I went onto Ebay (one of my favorite places for inexpensive stuff that I’m not likely to need all of so I’ll feel better if I end up tossing it) and found a lovely little glycerine place and nabbed some Baby Wash.  Which, it turns out, is a real thing.  Who knew?

I didn’t use distilled water.  I figured if Silhouette America says I can clean them with water, I probably don’t need to shell out money for fancy water.

I then cut up one of my husbands old T-Shirts into small squares and shove them in a cleaned olive jar that I had previously spray painted with chalkboard paint (a personal obsession of mine).

Mix, pour. Done.

Does it work?  Yes.

Is it great? Meh…

It works as a stamp cleaner, but the glycerine leaves a residue that I can’t stand.  Really, I think the baby wash and water would probably do the trick.  I’m going to try the recipe with less glycerine next time to see what happens, but over all, this seemed like a waste of time and money.  I am making a large assumption that this formula is important for actual stampers because of whatever their stamps are made out of.  But hey, I gave it a shot.

NOTE: You do need to clean your Silhouette Brand Stamp Material.  As you use your stamps, they become seasoned so they hold ink better, but they also cling less effectively and you are more likely to end up with them moving around your acrylic block (I learned that the hard way, hence the search for stamp cleaner).  Rinsing them in water will work for a while, but eventually you are going to have to actually clean them.

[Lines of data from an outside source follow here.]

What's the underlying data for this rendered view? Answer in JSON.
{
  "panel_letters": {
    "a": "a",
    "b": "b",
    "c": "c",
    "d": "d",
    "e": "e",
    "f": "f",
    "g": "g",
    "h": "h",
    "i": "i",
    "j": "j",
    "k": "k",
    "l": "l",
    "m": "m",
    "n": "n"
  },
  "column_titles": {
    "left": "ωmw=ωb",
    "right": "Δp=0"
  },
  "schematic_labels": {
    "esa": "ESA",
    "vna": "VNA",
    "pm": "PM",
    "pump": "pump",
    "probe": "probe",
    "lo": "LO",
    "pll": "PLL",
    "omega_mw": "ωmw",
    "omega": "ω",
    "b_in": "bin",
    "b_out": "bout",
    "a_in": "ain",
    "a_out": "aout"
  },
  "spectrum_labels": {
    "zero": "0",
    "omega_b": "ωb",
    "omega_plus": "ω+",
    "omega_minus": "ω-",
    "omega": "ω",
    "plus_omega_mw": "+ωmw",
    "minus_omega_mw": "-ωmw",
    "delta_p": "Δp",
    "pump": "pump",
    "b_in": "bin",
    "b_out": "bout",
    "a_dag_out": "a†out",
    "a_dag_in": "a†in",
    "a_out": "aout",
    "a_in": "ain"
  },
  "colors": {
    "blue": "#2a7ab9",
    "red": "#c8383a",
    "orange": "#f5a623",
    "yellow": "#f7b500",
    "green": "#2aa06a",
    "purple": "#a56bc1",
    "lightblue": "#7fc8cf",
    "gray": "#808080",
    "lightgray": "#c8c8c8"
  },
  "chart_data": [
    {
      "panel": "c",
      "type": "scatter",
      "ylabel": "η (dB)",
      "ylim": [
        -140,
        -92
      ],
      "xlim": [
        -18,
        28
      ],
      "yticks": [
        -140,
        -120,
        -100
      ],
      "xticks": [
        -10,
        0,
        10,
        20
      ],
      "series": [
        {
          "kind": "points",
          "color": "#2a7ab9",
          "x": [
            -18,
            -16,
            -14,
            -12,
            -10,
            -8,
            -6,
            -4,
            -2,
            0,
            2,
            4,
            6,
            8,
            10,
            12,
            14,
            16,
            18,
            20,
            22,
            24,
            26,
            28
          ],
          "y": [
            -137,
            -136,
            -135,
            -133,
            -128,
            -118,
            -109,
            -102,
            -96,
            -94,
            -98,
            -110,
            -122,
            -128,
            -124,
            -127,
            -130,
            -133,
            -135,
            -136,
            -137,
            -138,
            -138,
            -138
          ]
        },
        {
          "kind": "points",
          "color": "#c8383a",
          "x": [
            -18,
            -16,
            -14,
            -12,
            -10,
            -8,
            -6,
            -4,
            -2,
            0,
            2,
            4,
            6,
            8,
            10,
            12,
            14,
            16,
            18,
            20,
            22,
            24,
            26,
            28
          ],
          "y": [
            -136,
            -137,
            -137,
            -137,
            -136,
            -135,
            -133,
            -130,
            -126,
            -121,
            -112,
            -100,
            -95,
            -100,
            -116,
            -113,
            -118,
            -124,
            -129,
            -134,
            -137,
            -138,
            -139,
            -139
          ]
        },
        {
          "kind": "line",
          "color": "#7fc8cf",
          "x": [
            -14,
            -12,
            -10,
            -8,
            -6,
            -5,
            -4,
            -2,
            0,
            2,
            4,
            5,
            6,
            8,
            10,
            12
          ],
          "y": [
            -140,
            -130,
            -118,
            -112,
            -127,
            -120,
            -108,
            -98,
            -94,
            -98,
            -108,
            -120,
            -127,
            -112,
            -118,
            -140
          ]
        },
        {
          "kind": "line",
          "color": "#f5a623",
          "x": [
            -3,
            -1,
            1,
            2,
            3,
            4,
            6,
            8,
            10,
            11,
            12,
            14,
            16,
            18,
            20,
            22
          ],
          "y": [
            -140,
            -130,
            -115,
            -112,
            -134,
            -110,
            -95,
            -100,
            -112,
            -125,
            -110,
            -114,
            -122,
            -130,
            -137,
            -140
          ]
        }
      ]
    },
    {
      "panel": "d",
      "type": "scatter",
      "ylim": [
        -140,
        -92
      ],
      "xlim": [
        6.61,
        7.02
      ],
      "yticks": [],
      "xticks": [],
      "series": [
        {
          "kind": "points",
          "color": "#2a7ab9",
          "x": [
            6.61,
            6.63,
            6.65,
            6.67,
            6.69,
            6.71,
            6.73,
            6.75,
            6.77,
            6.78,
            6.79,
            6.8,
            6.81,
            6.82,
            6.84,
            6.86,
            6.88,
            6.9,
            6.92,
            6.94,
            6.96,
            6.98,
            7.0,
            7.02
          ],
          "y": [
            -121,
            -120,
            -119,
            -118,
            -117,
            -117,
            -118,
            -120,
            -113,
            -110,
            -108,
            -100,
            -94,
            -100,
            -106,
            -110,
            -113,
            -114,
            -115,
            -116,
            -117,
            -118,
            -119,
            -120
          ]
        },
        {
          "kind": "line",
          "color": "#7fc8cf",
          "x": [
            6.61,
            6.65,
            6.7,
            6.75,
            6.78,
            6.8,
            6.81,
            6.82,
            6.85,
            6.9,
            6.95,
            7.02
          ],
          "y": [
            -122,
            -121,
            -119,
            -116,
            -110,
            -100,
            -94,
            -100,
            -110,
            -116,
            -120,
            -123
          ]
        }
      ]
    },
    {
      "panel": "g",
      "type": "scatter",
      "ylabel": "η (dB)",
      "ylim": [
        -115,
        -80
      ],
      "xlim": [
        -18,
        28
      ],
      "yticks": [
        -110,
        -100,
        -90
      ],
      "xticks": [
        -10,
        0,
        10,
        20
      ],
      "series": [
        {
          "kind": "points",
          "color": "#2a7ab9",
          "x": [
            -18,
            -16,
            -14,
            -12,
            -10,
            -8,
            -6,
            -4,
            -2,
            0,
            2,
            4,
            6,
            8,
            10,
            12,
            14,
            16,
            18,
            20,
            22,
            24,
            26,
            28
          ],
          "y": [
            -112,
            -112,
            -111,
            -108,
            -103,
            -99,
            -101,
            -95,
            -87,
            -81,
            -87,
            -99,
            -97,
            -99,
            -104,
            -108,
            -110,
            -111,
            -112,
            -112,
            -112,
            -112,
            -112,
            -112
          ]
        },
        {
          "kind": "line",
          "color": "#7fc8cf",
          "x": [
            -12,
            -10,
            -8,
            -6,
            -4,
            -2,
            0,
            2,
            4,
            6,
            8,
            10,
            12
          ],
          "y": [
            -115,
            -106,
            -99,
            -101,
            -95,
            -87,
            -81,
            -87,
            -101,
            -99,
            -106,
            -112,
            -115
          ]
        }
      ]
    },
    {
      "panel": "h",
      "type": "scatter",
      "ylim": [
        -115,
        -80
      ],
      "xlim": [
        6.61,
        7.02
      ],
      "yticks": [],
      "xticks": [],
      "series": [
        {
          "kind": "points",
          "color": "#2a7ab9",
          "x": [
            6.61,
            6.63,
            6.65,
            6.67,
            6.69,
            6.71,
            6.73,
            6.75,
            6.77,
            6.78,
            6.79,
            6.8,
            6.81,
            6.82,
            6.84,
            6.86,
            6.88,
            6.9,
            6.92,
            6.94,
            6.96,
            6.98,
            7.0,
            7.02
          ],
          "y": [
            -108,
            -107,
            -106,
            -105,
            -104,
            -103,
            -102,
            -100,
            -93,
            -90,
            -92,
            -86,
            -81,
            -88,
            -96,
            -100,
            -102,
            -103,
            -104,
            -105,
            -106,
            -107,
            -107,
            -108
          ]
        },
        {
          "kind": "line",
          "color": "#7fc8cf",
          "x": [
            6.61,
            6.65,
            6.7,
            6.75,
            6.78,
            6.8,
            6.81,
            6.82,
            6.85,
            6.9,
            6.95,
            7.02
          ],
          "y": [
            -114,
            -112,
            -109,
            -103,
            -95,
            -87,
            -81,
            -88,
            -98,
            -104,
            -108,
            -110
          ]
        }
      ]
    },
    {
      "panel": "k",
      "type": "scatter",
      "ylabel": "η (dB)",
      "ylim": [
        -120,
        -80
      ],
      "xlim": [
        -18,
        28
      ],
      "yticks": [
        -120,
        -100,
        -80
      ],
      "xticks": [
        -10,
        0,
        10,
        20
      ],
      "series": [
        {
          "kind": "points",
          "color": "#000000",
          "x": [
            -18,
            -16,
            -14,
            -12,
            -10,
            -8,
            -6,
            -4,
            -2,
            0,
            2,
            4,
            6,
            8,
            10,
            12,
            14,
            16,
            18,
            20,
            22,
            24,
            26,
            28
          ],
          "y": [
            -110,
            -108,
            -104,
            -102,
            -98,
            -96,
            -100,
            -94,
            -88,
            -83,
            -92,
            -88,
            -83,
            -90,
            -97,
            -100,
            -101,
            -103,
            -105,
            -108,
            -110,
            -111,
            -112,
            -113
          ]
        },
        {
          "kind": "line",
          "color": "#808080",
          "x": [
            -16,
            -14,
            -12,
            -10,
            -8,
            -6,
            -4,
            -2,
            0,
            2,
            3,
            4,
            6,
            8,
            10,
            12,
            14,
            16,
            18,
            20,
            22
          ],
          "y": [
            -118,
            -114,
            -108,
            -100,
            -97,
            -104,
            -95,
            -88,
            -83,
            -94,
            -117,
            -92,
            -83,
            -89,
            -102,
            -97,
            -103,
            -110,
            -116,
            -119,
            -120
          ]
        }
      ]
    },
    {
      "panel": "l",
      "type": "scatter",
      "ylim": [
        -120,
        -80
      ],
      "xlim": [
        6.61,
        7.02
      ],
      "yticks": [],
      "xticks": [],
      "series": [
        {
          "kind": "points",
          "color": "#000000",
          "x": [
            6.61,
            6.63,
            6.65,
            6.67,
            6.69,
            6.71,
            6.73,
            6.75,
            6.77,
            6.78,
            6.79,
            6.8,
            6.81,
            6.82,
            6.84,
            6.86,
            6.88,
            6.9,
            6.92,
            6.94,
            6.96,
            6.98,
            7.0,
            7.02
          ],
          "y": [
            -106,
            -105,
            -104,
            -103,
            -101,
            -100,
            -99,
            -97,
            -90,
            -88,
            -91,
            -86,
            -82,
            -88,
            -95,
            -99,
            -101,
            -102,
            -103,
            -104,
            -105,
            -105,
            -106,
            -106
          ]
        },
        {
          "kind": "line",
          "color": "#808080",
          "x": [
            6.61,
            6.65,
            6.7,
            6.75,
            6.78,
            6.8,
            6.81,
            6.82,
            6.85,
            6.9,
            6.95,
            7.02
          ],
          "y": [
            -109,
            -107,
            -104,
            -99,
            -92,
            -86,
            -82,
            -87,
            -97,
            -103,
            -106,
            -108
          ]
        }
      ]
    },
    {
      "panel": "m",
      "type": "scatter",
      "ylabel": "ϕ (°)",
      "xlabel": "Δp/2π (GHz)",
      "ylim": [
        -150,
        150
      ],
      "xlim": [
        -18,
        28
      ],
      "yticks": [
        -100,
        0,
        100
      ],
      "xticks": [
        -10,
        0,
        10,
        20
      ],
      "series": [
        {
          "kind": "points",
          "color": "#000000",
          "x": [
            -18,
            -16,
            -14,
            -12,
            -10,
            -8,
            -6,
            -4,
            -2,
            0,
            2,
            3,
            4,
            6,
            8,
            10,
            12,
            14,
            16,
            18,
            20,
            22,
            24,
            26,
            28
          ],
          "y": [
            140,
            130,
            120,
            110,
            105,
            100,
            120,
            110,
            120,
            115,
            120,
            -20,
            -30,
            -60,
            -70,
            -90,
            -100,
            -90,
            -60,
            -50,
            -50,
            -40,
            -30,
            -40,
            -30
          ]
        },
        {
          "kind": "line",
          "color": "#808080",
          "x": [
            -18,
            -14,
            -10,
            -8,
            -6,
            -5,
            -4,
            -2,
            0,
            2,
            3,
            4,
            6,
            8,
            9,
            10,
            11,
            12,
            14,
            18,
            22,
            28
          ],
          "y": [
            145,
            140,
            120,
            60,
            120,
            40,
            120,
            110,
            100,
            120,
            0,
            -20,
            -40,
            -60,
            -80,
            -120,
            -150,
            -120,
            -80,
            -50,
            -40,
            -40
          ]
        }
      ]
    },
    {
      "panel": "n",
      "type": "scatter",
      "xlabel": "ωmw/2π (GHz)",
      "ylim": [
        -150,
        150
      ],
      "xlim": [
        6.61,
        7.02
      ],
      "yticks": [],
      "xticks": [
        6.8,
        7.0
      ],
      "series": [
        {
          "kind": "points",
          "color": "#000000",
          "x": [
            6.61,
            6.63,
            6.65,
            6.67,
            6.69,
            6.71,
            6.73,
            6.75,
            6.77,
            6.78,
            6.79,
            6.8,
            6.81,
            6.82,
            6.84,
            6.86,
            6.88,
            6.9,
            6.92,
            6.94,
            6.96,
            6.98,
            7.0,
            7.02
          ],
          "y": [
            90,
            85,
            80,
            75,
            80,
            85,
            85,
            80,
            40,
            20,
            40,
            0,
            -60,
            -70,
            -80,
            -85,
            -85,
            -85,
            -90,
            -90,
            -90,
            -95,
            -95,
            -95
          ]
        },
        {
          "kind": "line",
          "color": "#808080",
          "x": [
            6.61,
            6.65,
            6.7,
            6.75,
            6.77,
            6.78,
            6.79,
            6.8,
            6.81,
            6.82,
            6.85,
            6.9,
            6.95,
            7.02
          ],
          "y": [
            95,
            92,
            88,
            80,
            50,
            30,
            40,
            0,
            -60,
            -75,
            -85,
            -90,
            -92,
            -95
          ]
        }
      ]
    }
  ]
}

Now that I’ve been using this for a while, I have found that the reside is only really on the acrylic block for my stamps.  The stamps themselves seem to do just fine with the glycerin and it does clean them wonderfully.  I have taken to keeping a clean cloth around and wiping the acrylic block down with it after I clean it with the cleaner to keep that residue to a minimum.